The analyzed samples were sorted in decreasing order of grades from which cumulative numbers were calculated. Finally, the log–log plot was generated for Au (Fig. 3). Breaking points between straight-line segments in the log–log plot represent threshold values separating sets of samples whose geochemical concentration values outline distinct geological and geochemical processes. The log–log graph of the N-S model can be fitted with four straight-line segments, indicating the presence of four populations that can be separated by threshold values at the breaks in slopes of the straight-line segments. These four populations, from lowest to highest values, are considered to represent background, moderate, high and extreme anomalies.

Fig. 3
figure 3

a Stream sediment location map of the Takab area. b Log–log plot of N-S model for Au stream sediment data. c Au stream sediment population distribution map based on the N-S fractal model

The area was gridded with cells of 180 × 180 m2 for the interpolation of Au values. The interpolation method used is the inverse squared distance (ISD) which was used for the generation of maps of Au concentration. This procedure is preferred because it reduces the undesirable smoothing effects caused by Kriging. Kriging also contains inherently high truncation errors for the upper and lower boundaries of ore grades. The high values of Au (≥50 ppb) are located in the central, NE, and western parts of the Takab area, as depicted in Fig. 3.

Application of concentration-distance to magnetic basement lineament fractal model

Based on C-DMBL fractal modeling, five geochemical groups were separated based on the existence of known Au extreme anomalies in the Takab area, as shown in Table 1. The log–log plot illustrates that there are two major phases for Au mineralization which have a multifractal character (Fig. 4). Gold extreme anomalies with enrichment mineralization have Au values higher than 417 ppb. The anomalies are located at distances less than 3 km from magnetic basement lineament (Table 1). The results indicate that there is a relation between increase in grades of gold anomalies and decrease in the distance between the magnetic basement lineament and the gold extreme anomalies in the area.
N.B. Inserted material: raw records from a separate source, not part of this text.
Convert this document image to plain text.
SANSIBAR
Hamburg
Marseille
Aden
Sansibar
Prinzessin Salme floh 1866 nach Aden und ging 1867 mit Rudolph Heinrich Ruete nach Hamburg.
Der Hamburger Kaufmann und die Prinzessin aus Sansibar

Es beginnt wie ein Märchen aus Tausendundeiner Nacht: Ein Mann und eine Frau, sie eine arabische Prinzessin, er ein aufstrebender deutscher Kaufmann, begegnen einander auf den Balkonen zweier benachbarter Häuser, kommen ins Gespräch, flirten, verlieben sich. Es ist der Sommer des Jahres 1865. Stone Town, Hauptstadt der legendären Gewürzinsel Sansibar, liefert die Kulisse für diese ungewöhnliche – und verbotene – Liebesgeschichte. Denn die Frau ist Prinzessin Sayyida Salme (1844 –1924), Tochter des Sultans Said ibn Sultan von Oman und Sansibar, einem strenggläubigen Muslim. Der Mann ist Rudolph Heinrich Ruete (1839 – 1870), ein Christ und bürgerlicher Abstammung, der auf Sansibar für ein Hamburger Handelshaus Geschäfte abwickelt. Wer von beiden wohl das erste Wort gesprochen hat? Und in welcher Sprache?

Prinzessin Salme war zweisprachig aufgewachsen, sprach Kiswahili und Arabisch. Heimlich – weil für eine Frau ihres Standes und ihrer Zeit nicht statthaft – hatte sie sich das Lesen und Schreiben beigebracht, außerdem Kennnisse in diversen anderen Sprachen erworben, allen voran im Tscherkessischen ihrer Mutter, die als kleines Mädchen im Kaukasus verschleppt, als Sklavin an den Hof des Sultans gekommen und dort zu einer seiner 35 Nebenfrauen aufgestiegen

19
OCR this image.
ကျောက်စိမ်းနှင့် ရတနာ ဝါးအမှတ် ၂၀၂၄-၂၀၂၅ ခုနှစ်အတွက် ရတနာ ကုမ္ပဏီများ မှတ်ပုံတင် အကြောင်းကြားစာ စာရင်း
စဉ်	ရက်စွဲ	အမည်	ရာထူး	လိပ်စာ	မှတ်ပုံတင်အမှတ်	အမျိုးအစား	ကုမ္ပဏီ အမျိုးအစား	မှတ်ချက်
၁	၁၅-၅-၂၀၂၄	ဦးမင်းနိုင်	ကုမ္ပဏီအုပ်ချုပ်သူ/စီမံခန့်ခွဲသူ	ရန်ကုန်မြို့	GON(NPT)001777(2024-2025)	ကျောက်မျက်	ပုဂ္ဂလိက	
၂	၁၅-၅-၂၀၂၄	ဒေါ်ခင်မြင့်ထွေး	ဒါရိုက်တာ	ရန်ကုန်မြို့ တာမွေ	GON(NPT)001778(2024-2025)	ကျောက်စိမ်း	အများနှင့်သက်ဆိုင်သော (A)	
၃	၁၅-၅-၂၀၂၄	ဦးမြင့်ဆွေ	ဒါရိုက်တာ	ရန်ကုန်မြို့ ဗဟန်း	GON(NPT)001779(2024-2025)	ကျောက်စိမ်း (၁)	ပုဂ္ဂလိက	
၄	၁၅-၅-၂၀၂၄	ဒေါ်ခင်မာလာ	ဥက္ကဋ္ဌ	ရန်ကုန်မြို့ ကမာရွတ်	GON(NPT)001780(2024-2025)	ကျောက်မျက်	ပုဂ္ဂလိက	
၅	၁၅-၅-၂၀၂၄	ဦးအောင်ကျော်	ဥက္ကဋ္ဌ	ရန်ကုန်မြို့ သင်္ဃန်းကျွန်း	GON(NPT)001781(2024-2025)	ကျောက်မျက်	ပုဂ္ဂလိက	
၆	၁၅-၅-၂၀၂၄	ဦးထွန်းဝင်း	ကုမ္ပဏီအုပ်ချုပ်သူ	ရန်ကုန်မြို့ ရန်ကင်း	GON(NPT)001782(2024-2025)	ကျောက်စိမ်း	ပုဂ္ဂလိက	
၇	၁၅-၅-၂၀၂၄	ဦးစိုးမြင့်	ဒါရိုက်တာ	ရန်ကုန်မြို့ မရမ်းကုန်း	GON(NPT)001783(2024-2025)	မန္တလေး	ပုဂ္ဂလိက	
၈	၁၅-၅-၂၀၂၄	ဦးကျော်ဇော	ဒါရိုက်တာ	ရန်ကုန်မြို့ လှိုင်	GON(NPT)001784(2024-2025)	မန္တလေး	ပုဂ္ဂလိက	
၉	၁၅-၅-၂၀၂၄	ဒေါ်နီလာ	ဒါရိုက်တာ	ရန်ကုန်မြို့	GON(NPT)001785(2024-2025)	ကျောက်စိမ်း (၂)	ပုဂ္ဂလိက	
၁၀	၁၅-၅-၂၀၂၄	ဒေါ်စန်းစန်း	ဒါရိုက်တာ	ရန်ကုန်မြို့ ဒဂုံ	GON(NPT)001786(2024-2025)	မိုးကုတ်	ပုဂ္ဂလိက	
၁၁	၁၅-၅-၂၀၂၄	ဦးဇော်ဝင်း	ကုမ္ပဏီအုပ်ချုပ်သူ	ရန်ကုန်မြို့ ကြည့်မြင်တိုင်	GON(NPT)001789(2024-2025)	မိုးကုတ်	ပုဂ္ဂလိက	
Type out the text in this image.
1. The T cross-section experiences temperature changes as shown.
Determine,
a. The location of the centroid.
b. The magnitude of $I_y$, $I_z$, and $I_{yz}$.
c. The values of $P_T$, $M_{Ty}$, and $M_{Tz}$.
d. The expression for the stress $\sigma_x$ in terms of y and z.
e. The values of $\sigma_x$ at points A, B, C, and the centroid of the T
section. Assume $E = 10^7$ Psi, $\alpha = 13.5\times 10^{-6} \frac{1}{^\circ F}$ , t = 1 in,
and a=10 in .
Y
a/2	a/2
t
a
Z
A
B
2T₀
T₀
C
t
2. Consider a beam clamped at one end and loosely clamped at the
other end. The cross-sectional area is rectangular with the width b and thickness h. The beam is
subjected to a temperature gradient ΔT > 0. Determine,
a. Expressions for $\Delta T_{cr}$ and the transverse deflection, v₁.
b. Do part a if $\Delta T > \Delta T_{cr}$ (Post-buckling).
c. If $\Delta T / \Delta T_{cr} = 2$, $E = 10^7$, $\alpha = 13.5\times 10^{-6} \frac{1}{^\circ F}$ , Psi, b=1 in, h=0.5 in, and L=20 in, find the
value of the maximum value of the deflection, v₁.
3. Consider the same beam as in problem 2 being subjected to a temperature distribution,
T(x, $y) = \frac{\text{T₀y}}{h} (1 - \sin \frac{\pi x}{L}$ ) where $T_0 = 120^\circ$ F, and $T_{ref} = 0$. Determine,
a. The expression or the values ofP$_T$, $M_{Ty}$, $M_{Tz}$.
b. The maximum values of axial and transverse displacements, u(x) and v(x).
Table 1 Geochemical anomalous areas and their distances to magnetic basement lineament
Fig. 4
figure 4

a Log–log plot from C-DMBL. b Distribution map of Au anomalies and mines

Also, the gold mines were used to validate the C-DMBL model’s results. All gold mines have an average distance less than 6 km to the magnetic basement lineament.

Conclusions

Application of the concentration-distance to magnetic basement lineament (C-DMBL) fractal model in the Takab area reveals that the main gold mineralization are strongly correlated with their distance from the magnetic basement lineament in the study area. The distances between known gold mineralization with Au values higher than 417 ppb to magnetic basement lineament are less than 3 km which shows a positive correlation between Au mineralization and the main faults.

Moreover, magnetic basement lineament has played the main roles in hydrothermal fluids flow and the gold mineralization in the area. Based on the results, the C-DMBL fractal modeling can be utilized for the reconnaissance and prospecting of magmatic and hydrothermal deposits.